In the event that an array job was submitted by mistake, simply delete all tasks with:
scc1$ qdel job_ID
Once the array job has finished, there will an output file for each task that has run. We can execute the ls
command to see them as below:
[aaly@scc1]$ ls
myscript.sh my_array_job.o4960245.12 my_array_job.o4960245.16 my_array_job.o4960245.2 my_array_job.o4960245.23 my_array_job.o4960245.4 my_array_job.o4960245.8
my_array_job.o4960245.1 my_array_job.o4960245.13 my_array_job.o4960245.17 my_array_job.o4960245.20 my_array_job.o4960245.24 my_array_job.o4960245.5 my_array_job.o4960245.9
my_array_job.o4960245.10 my_array_job.o4960245.14 my_array_job.o4960245.18 my_array_job.o4960245.21 my_array_job.o4960245.25 my_array_job.o4960245.6 myRfile.R
my_array_job.o4960245.11 my_array_job.o4960245.15 my_array_job.o4960245.19 my_array_job.o4960245.22 my_array_job.o4960245.3 my_array_job.o4960245.7
By running the ls
command we see the output files of the array job listed. The output file naming format is job_name.o<job_id>.<task_id>
. In the above example, the job name is my_array_job
, the job id is 4960245
, and the task id is between 1 and 25. Thus, we see the corresponding output file for each task in the Array job.

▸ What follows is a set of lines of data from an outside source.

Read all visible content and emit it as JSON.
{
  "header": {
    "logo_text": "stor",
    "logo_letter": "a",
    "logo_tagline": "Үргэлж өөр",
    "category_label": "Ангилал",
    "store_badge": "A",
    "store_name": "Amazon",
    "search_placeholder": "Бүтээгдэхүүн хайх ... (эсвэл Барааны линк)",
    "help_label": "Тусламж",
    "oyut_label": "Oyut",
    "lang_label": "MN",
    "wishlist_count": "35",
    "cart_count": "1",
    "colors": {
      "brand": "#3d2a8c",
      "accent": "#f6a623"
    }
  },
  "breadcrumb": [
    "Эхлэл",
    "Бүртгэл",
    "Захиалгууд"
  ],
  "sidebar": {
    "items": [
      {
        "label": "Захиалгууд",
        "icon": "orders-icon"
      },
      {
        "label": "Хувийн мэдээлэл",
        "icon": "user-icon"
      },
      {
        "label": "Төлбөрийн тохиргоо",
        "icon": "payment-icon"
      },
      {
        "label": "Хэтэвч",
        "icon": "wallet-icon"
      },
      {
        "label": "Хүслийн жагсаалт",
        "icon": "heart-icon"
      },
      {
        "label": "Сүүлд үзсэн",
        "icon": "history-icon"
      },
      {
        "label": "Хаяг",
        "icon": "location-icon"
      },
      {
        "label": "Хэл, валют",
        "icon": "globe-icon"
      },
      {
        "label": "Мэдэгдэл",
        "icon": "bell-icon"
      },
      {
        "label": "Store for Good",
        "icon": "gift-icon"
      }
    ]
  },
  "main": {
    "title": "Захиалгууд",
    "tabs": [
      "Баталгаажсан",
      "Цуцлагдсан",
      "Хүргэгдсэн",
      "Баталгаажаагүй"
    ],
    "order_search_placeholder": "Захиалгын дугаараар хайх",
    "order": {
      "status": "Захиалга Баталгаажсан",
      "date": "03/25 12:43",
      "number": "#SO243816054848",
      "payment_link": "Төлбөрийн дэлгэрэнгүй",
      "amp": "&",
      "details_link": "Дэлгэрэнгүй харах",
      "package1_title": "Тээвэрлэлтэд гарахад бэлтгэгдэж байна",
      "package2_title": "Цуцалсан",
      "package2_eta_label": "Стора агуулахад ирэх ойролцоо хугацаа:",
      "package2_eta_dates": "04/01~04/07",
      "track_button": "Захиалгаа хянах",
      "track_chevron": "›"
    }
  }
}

Customize qsub with .sge_request
With the current batch scheduler, a user may create a .sge_request
file (in their home directory) to customize preferred or frequently used qsub
settings. These settings will be in effect for all subsequent qsub
(or qsh
) batch submissions. Here is what the .sge_request
file might look like:
# .sge_request file must reside in home directory
#
# Send me mail when job gets aborted or ends normally
-m ae
# I want email sent to this email address (instead of default BU email)
-M myname@gmail.com
# I have multiple projects, I want jobs charged to this project
-P projectname
Your batch script, my_batch_script
, need not include those options already defined in .sge_request
. However, if you do, they will take precedence over those in .sge_request
. Furthermore, any option that appears on the qsub
command line input will supersede that which is in .sge_request
and my_batch_script
. Here is an example
scc1$ qsub -m a -l h_rt=48:00:00 my_batch_script
The above batch job will only send email if the job is aborted, not if it ends normally as the .sge_request
indicated. The combination of the other options specified in the .sge_request
and on the command line will also take effect.
Job Environment
A few pseudo environment variables are allowed to be used in the path specified with the -e
and -o
options:
$HOME
– home directory on execution machine
$USER
– user ID of job owner
$JOB_ID
– current job ID
$JOB_NAME
– current job name (see -N option)
$HOSTNAME
– name of the execution host
$TASK_ID
– array job task index number
This pseudo environment variables can only be used for the above scheduler options and cannot be used further in the script. They also should not be confused with the regular environment variables that cannot be used to within scheduler options, but can be used within the script:
SGE_O_HOST
– the name of the host on which the submitting client is running.
SGE_TASK_ID
– The index number of the current array job task.
SGE_TASK_FIRST
– The index number of the first array job task.
SGE_TASK_LAST
– The index number of the last array job task.
SGE_TASK_STEPSIZE
– The step size of the array job specification.
HOME
– The user’s home directory path.
HOSTNAME
– The hostname of the node on which the job is running.
JOB_ID
– A unique identifier assigned by the scheduler when the job was submitted.
JOB_NAME
– The job name.
NHOSTS
– The number of hosts in use by a parallel job.
NSLOTS
– The number of queue slots in use by a parallel job.
See the manual of the qsub
command for the full list of the SGE environment.